TEM images. a TiO₂, b Fe/Ti = 0.05, and c Fe/Ti = 0.30 at different magnifications. Reprinted with permission from Teoh et al. (2007)). Copyright 2007, with permission from Elsevier

Applications of nano-TiO₂

The most promising applications of nano-TiO₂ are photocatalytic and photovoltaic applications. The band gap of nano-TiO₂ is usually larger than 3.0 eV. The optical properties of nano-TiO₂ enables it a good choice for UV protecting applications.

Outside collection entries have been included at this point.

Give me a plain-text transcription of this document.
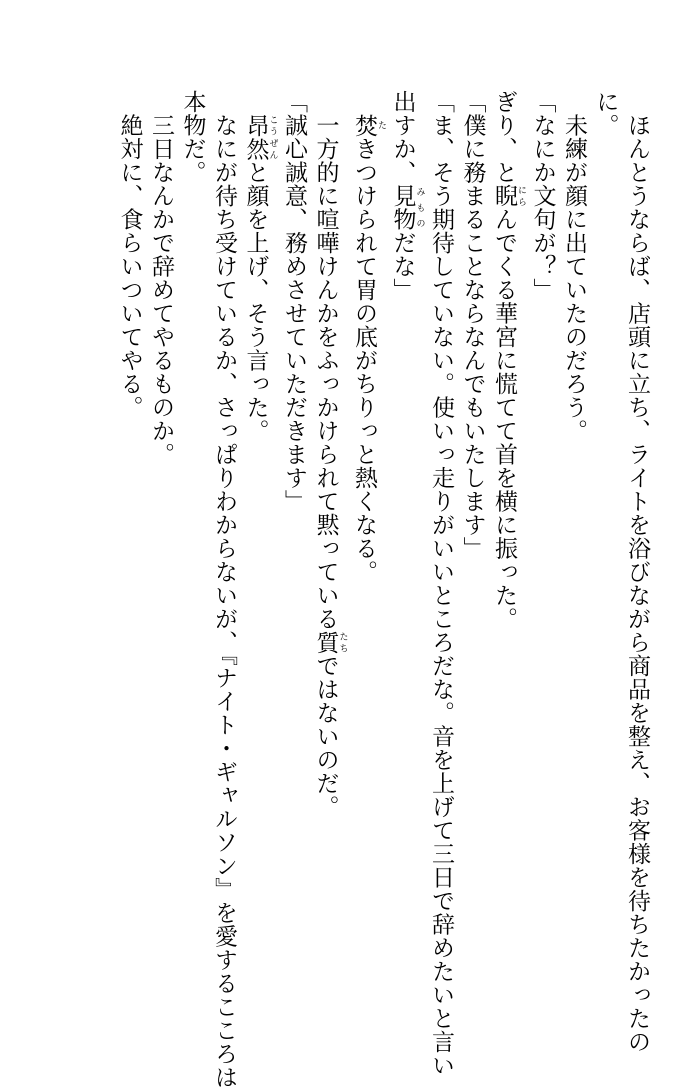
　ほんとうならば、店頭に立ち、ライトを浴びながら商品を整え、お客様を待ちたかったの
に。
　未練が顔に出ていたのだろう。
「なにか文句が？」
ぎり、と睨 にらんでくる華宮に慌てて首を横に振った。
「僕に務まることならなんでもいたします」
「ま、そう期待していない。使いっ走りがいいところだな。音を上げて三日で辞めたいと言い
出すか、見物 みものだな」
　焚 たきつけられて胃の底がちりっと熱くなる。
　一方的に喧嘩けんかをふっかけられて黙っている質 たちではないのだ。
「誠心誠意、務めさせていただきます」
　昂然 こうぜんと顔を上げ、そう言った。
　なにが待ち受けているか、さっぱりわからないが、『ナイト・ギャルソン』を愛するこころは
本物だ。
　三日なんかで辞めてやるものか。
　絶対に、食らいついてやる。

Photocatalytic applications

TiO₂ is an environmentally benign and efficient material and extensively used in the photodegradation of numerous organic pollutants. Fujishima et al. described the mechanism of photocatalysis on surface of TiO₂ and discussed its practical interest in water purification, self-cleaning, self-sterilizing surfaces, and light-assisted H₂ production (Fujishima et al. 2008). Xiao et al. applied an inorganic TiO₂/Al₂O₃ nanolayers onto dyed blend of polyamide/aramid fabric by atomic layer deposition process to develop multifunctional fabrics that exhibit resistance to UV light. The successful deposition of TiO₂, Al₂O₃, and TiO₂/Al₂O₃ nanolayers on the surface of fiber was confirmed by EDX. The nanolayer-coated fabric showed excellent UV-resistant properties under high-intensity UV light (Xiao et al. 2015). Gaminian and Montazer investigated the self-cleaning of Cu₂O/TiO₂ on polyester fabric for automotive and upholstery applications. The results confirmed that the developed fabric displayed significant photocatalytic efficiency during the photodegradation of MB for both washed and unwashed samples. Moreover, the alkaline hydrolysis produces EG which acts as reducing agent for synthesis of Cu NPs (Gaminian and Montazer 2015). Harifi and Montazer prepared iron-doped Ag/TiO₂ nanocomposites by a facile photodeposition/wet impregnation process for photocatalytic applications under UV-vis light irradiations. Photocatalytic efficiency of developed photocatalyst was estimated by photodegradation of MB under different light irradiations. The Fe³⁺ doping on TiO₂ structure and deposition of Ag NPs on TiO₂ surface were confirmed by XPS analysis. Ag and Fe³⁺ synergistically enhanced the photocatalytic performance of TiO₂ for photodegradation of MB under both UV and visible light regions. The proposed photocatalytic mechanism of Fe³⁺:Ag/TiO₂ is described in Fig. 27 (Harifi and Montazer 2014).

Fig. 27

The photocatalytic mechanism of Fe³⁺Ag/TiO₂ photocatalyst under a UV light and b visible light irradiations. Reprinted with permission from Harifi and Montazer (2014). Copyright 2014, with permission from Elsevier

Ghanem et al. described photocatalytic performance of hyperbranched PET/TiO₂ nanocomposites. In a typical process, first TiO₂ nanowires were synthesized in alkaline medium from TiO₂ NPs by hydrothermal method which further hyperbranched with polyester by polycondensation. The results summarized that the developed nanocomposites have extensively higher photocatalytic performance than the pure TiO₂ nanowires and degradation time was also reduced to great extent (Ghanem et al. 2014). Arain et al. studied antimicrobial efficiency of cotton fabric treated with chitosan/AgCl–TiO₂ colloid. In their study, they used diverse blend ratios of chitosan and AgCl–TiO₂ colloid to obtain maximum antimicrobial efficiency against microorganisms. The results revealed that the AgCl–TiO₂ colloid with chitosan provides much better antimicrobial properties to cotton fabric than the fabric treated without chitosan (Arain et al. 2013). Senic et al. produced smart textiles modified with TiO₂ NPs for self-decontaminating properties. They summarized the results by producing TiO₂ NPs at low temperature with different methods and then incorporate them on different textile substrates by different methods (Senić et al. 2011). Gupta et al. applied TiO₂ and ZnO NPs on cotton fabric by using low amount of binder and studied the functional properties of the finished fabric. These results revealed that TiO₂-coated cotton fabric exhibited significant self-cleaning efficiency on light exposure which could be improved by adding more amount of TiO₂ NPs (Gupta et al. 2007).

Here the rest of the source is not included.